Novel Bioresorbable Bone Wax for Potentiated Hemostasis and Osteogenesis.

Abstract

Orthopedic surgery faces dual challenges of uncontrolled bleeding and poor bone regeneration at defect sites. While traditional beeswax-based hemostats remain clinically prevalent, their non-resorbability impedes healing and triggers chronic inflammation. This study introduces a "hemostasis-resorption-osteogenesis" synergistic design paradigm, developing a novel bioresorbable bone wax based on a polymer dispersion matrix that integrates a quaternized cationic starch (QS) and β-tricalcium phosphate (β-TCP) dual-phase promoting matrix (PST). PST bone wax's physicochemical properties, characterized via finger pressing models and in vitro sealing assays, demonstrate excellent plasticity and adhesiveness, enabling rapid sealing and prolonged hemostasis under physiological blood pressure. It gradually resorbs, releasing Ca²⁺/PO₄ ^{3 -} ions that induce osteogenic differentiation in bone mesenchymal stem cells (BMSCs) and mineralization into hydroxyapatite (HA) crystals mimicking natural bone matrix.
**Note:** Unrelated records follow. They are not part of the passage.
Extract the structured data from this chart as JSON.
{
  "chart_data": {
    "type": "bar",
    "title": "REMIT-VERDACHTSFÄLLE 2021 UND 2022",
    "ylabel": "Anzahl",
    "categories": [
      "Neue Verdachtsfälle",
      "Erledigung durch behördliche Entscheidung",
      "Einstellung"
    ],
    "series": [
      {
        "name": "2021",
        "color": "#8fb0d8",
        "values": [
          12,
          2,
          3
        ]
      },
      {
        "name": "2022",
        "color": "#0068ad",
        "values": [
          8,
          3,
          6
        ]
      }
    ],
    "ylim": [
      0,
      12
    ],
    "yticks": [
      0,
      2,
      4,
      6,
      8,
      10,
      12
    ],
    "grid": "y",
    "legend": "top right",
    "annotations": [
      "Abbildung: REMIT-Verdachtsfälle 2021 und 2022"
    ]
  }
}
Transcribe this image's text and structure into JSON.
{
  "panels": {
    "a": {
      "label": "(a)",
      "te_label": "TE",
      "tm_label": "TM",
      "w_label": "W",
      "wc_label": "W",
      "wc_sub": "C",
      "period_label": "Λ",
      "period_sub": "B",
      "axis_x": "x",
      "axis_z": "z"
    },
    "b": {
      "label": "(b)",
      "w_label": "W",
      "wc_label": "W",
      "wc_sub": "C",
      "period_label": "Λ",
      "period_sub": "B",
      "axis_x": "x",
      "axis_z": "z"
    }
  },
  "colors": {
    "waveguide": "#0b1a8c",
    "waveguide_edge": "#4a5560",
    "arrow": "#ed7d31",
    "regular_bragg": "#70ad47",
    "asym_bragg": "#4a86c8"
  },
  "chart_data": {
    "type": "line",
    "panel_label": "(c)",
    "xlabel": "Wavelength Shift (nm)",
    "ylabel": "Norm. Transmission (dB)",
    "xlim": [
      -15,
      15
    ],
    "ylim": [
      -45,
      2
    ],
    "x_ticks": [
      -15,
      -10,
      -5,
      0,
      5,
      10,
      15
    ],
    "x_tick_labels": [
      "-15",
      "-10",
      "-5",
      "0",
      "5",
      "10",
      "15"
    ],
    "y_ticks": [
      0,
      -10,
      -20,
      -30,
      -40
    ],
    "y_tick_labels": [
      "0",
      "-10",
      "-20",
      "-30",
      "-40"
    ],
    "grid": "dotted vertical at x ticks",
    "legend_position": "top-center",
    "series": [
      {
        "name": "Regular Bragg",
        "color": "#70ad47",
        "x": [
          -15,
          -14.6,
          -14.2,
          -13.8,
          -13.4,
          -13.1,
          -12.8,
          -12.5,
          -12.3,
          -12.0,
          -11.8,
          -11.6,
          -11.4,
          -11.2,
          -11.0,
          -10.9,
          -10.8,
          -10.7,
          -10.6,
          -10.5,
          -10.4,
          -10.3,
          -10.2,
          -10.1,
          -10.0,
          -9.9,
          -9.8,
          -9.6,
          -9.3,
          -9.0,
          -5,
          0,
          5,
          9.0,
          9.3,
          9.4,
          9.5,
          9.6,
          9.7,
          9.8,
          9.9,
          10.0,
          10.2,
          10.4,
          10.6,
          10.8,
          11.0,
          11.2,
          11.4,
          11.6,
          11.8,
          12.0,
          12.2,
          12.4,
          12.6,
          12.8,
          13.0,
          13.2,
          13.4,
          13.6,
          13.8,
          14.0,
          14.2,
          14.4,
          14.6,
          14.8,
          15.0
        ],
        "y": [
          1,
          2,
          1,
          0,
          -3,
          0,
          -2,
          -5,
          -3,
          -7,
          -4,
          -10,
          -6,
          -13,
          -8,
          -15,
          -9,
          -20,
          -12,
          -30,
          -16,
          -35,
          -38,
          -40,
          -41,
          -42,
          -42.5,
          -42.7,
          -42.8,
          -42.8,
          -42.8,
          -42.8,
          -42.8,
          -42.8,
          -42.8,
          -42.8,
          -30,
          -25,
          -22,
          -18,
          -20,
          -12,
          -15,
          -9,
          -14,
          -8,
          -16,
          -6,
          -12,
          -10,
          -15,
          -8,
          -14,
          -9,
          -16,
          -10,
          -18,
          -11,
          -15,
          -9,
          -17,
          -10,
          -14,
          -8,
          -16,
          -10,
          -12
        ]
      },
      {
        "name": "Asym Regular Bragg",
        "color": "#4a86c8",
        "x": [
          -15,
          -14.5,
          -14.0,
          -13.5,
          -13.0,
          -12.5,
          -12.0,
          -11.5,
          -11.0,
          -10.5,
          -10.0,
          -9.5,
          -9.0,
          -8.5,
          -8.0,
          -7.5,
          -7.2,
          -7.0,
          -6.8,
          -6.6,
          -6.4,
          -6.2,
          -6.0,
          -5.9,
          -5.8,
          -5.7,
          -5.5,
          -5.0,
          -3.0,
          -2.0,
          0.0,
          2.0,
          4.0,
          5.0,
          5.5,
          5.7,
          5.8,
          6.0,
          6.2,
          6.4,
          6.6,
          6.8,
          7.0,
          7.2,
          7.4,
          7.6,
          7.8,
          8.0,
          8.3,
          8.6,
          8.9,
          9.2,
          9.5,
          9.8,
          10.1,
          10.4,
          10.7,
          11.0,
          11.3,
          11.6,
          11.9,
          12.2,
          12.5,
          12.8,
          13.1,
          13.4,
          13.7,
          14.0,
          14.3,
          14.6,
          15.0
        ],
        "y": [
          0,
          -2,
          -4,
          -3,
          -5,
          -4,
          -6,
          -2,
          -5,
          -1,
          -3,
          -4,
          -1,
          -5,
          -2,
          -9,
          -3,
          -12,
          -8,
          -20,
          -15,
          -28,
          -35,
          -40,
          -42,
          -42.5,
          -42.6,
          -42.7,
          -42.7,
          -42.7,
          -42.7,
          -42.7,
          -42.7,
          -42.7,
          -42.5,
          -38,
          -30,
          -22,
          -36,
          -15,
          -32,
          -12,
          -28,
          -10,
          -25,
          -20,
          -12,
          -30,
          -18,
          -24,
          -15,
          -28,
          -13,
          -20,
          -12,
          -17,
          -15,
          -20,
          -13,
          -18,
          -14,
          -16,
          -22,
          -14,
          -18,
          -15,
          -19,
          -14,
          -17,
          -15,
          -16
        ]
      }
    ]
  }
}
Hemocompatibility tests reveals its ability to adsorb erythrocytes and aggregate/activate platelets, effectively facilitating coagulation. In vivo experiments in rabbit and beagle models validate efficient hemostatic and osteogenic capabilities. Ultimately, PST bone wax achieves immediate hemostasis and long-term osteoregeneration through QS and β-TCP synergy, exhibiting favorable biocompatibility and safety, providing an innovative clinical solution with broad prospects.